Use of Surnames to Identify Individuals of Chinese Ancestry

Abstract
The objectives of this study were to develop and test surname lists for identifying Chinese ancestry. The Ontario all-cause mortality database for the period 1982–1989 was randomly split into source and test data sets. Frequencies by birthplace were compiled for each surname in the source data set, by sex, and the surnames were weighted based on their positive likelihood ratios. Lists of Chinese surnames were then assembled based on varying cutoff levels, and screening performance indicators for each list were calculated, including sensitivity, specificity, positive and negative predictive values, post-test odds, positive likelihood ratio, and yield. The internally generated lists were evaluated in the test data set. Results indicated that surnames have a good potential to identify individuals of Chinese origin.

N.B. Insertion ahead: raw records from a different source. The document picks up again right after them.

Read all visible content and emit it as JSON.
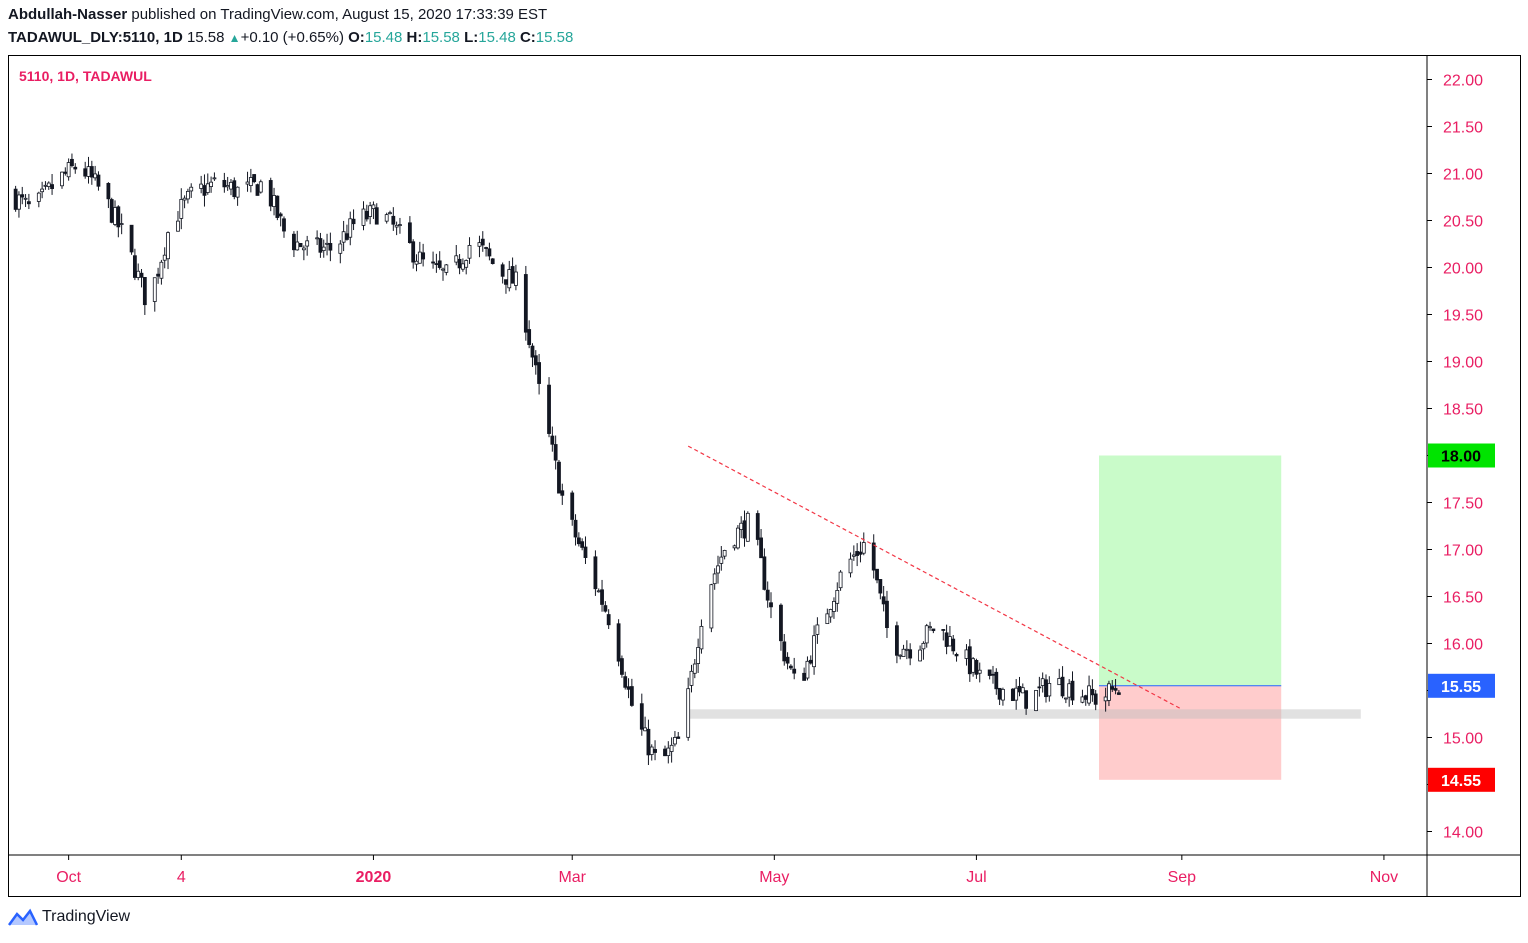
{
  "header": {
    "author": "Abdullah-Nasser",
    "published_text": "published on TradingView.com, August 15, 2020 17:33:39 EST",
    "symbol": "TADAWUL_DLY:5110, 1D",
    "last": "15.58",
    "change": "+0.10 (+0.65%)",
    "o_label": "O:",
    "o": "15.48",
    "h_label": "H:",
    "h": "15.58",
    "l_label": "L:",
    "l": "15.48",
    "c_label": "C:",
    "c": "15.58"
  },
  "footer": {
    "brand": "TradingView"
  },
  "colors": {
    "up": "#26a69a",
    "axis_text": "#e91e63",
    "candle": "#131722",
    "trend": "#f23645",
    "target_zone": "#c9fbc9",
    "stop_zone": "#ffcccc",
    "target_label": "#00e400",
    "stop_label": "#ff0000",
    "price_label": "#2962ff"
  },
  "chart_data": {
    "type": "candlestick",
    "title": "5110, 1D, TADAWUL",
    "ylim": [
      13.75,
      22.25
    ],
    "y_ticks": [
      "22.00",
      "21.50",
      "21.00",
      "20.50",
      "20.00",
      "19.50",
      "19.00",
      "18.50",
      "18.00",
      "17.50",
      "17.00",
      "16.50",
      "16.00",
      "15.50",
      "15.00",
      "14.50",
      "14.00"
    ],
    "x_ticks": [
      "Oct",
      "4",
      "2020",
      "Mar",
      "May",
      "Jul",
      "Sep",
      "Nov"
    ],
    "x_tick_dates": [
      "2019-10-01",
      "2019-11-04",
      "2020-01-01",
      "2020-03-01",
      "2020-05-01",
      "2020-07-01",
      "2020-09-01",
      "2020-11-01"
    ],
    "x_range": [
      "2019-09-13",
      "2020-11-14"
    ],
    "close_series": [
      [
        "2019-09-13",
        20.8
      ],
      [
        "2019-09-20",
        20.6
      ],
      [
        "2019-09-27",
        20.9
      ],
      [
        "2019-10-04",
        21.1
      ],
      [
        "2019-10-11",
        20.8
      ],
      [
        "2019-10-18",
        20.3
      ],
      [
        "2019-10-25",
        19.6
      ],
      [
        "2019-11-01",
        20.5
      ],
      [
        "2019-11-08",
        20.8
      ],
      [
        "2019-11-15",
        20.9
      ],
      [
        "2019-11-22",
        20.8
      ],
      [
        "2019-11-29",
        20.9
      ],
      [
        "2019-12-06",
        20.3
      ],
      [
        "2019-12-13",
        20.2
      ],
      [
        "2019-12-20",
        20.2
      ],
      [
        "2019-12-27",
        20.5
      ],
      [
        "2020-01-03",
        20.6
      ],
      [
        "2020-01-10",
        20.3
      ],
      [
        "2020-01-17",
        20.0
      ],
      [
        "2020-01-24",
        19.9
      ],
      [
        "2020-01-31",
        20.3
      ],
      [
        "2020-02-07",
        20.0
      ],
      [
        "2020-02-14",
        19.8
      ],
      [
        "2020-02-21",
        18.5
      ],
      [
        "2020-02-28",
        17.4
      ],
      [
        "2020-03-06",
        16.8
      ],
      [
        "2020-03-13",
        16.2
      ],
      [
        "2020-03-20",
        15.2
      ],
      [
        "2020-03-27",
        14.7
      ],
      [
        "2020-04-03",
        15.0
      ],
      [
        "2020-04-10",
        16.5
      ],
      [
        "2020-04-17",
        17.1
      ],
      [
        "2020-04-24",
        17.3
      ],
      [
        "2020-05-01",
        16.2
      ],
      [
        "2020-05-08",
        15.5
      ],
      [
        "2020-05-15",
        16.2
      ],
      [
        "2020-05-22",
        16.8
      ],
      [
        "2020-05-29",
        17.1
      ],
      [
        "2020-06-05",
        16.0
      ],
      [
        "2020-06-12",
        15.95
      ],
      [
        "2020-06-19",
        16.2
      ],
      [
        "2020-06-26",
        15.9
      ],
      [
        "2020-07-03",
        15.6
      ],
      [
        "2020-07-10",
        15.5
      ],
      [
        "2020-07-17",
        15.4
      ],
      [
        "2020-07-24",
        15.6
      ],
      [
        "2020-07-31",
        15.5
      ],
      [
        "2020-08-07",
        15.4
      ],
      [
        "2020-08-14",
        15.58
      ]
    ],
    "annotations": {
      "trendline": {
        "from": [
          "2020-04-05",
          18.1
        ],
        "to": [
          "2020-09-01",
          15.3
        ]
      },
      "support_zone": {
        "from": "2020-04-05",
        "to": "2020-10-25",
        "low": 15.2,
        "high": 15.3
      },
      "position": {
        "from": "2020-08-07",
        "to": "2020-10-01",
        "entry": 15.55,
        "target": 18.0,
        "stop": 14.55
      }
    },
    "price_labels": [
      {
        "value": 18.0,
        "text": "18.00",
        "kind": "target"
      },
      {
        "value": 15.55,
        "text": "15.55",
        "kind": "price"
      },
      {
        "value": 14.55,
        "text": "14.55",
        "kind": "stop"
      }
    ]
  }
}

In the source data set, at a cutoff level of 100 for males (217 surnames) and females (210 surnames), both sensitivity and the positive predictive value of the surname lists for males and females were very high, above 80%, and the positive likelihood ratio was above 600. In the test data set and using the same surname lists, the sensitivity, positive predictive value, and positive likelihood ratio remained at a high level: 73%, 81%, and 603, respectively, for males; and 73%, 84%, and 772, respectively, for females. Various scenarios and their methodological implications are discussed.